# BIG AL's Over $50 free shipping!! GB~



## nycsicktank (Sep 15, 2007)

http://www.bigalsonline.com/
if anyone in NYC wants to group buy with me your more than welcome. 
pick up only in woodside, Queens. 

you can either paypal me first or can pay me when you come pick it up. 
pm me for my paypal WITH THE 3% FEES.

Only 3 days left.
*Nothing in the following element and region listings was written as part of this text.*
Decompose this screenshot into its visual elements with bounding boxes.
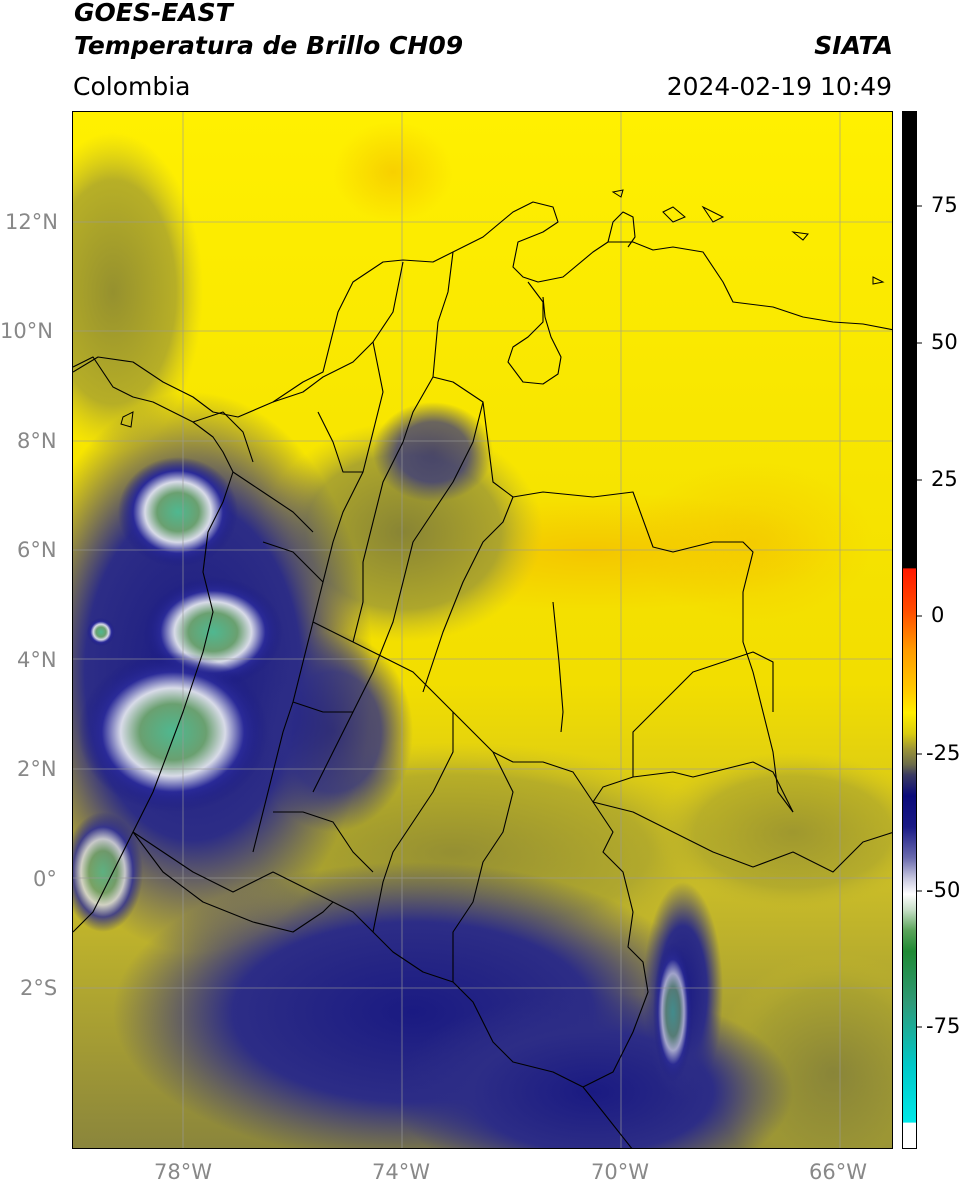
lon-tick: 78°W: [154, 1160, 212, 1184]
region-label: Colombia: [73, 72, 191, 101]
satellite-title: GOES-EAST: [74, 0, 233, 27]
colorbar-tick: -50: [926, 878, 961, 902]
colorbar-tickmarks: [916, 205, 922, 1028]
colorbar-tick: -75: [926, 1014, 961, 1038]
lat-tick: 2°N: [17, 757, 57, 781]
lon-tick: 66°W: [809, 1160, 867, 1184]
lat-tick: 4°N: [17, 648, 57, 672]
satellite-map: [72, 111, 893, 1149]
graticule: [73, 112, 892, 1148]
colorbar-tick: 0: [931, 603, 945, 627]
map-canvas: [73, 112, 892, 1148]
lat-tick: 0°: [33, 867, 57, 891]
lat-tick: 12°N: [5, 210, 58, 234]
lat-tick: 8°N: [17, 429, 57, 453]
agency-label: SIATA: [814, 31, 893, 60]
country-borders: [73, 201, 892, 1148]
lat-tick: 2°S: [20, 976, 58, 1000]
colorbar-tick: 50: [931, 330, 958, 354]
lat-tick: 6°N: [17, 538, 57, 562]
lat-tick: 10°N: [0, 319, 53, 343]
colorbar-scale: [903, 112, 916, 1148]
colorbar: [902, 111, 917, 1149]
product-title: Temperatura de Brillo CH09: [74, 31, 464, 60]
datetime-label: 2024-02-19 10:49: [666, 72, 892, 101]
colorbar-tick: 75: [931, 193, 958, 217]
colorbar-tick: 25: [931, 467, 958, 491]
lon-tick: 70°W: [591, 1160, 649, 1184]
lon-tick: 74°W: [372, 1160, 430, 1184]
colorbar-tick: -25: [926, 741, 961, 765]
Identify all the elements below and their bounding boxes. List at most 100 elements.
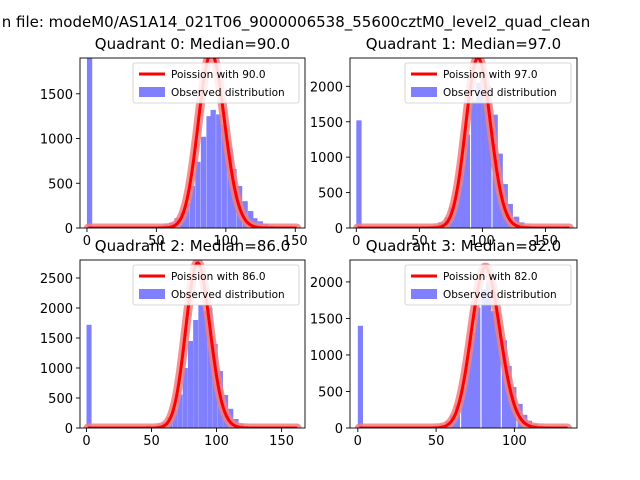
- hist-bar: [206, 116, 212, 228]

DATELINE IS DUE ON Wednesday AT 8 PM.


----------



## spypet (Sep 15, 2006)

LOL; http://www.plantedtank.net/forums/l...day-post-thanksgiving-sales-2.html#post490009


----------



## nycsicktank (Sep 15, 2007)

yea but i want to do GB :icon_mrgr
come on Spypet Big Als calling you LOL

P.S hah thanks spypet, now pm me lol


----------



## spypet (Sep 15, 2006)

I wouldn't shop at Big Al's,
unless I lived in Canada...


----------



## nycsicktank (Sep 15, 2007)

whys that?


----------



## spypet (Sep 15, 2006)

cause their prices suck, and since they are on the northern boarder,
they are one of the few mail order companies that ship to Canada,
only to rip the Canadians off even worse, despite the fact that the
Canadian dollar is now trading near parity to the US Dollar.


----------



## nycsicktank (Sep 15, 2007)

in that case. big als outta of my choice now. thanks once again spypet. 
btw, are you going to order anything from petmountain.com? i just need one small item from them.


----------



## spypet (Sep 15, 2006)

sorry, I keep a list of things I need, then once it's big >$50 enough, I order when there's a good free ship or coupon code sale. 
all I really need over the next few Months was a couple of ounces of flake food, so I simply traded people here on SnS for it


----------



## saltura (Aug 23, 2006)

just wondering, if you guys think that big als prices suck then what do you guys normally order from? i always thought that their prices were decent...


----------



## spypet (Sep 15, 2006)

about every Quarter I put together a $50-$75 order usually for liquids, filter stuff, food, plastic parts, and something new I was meaning to try. I then compare prices between BigAl's, DrF&S, thatFishplace, PetSolutions and Petmountain. once I total up for the lowest net cost after shipping, Petmountain then wins my order most of the time, and usually by more than a 10% margin. that $5-$10 I save for all that effort, may not be worth the time for many here, so if you are comfortable with BigAl's, then by all means, knock yourself out.


----------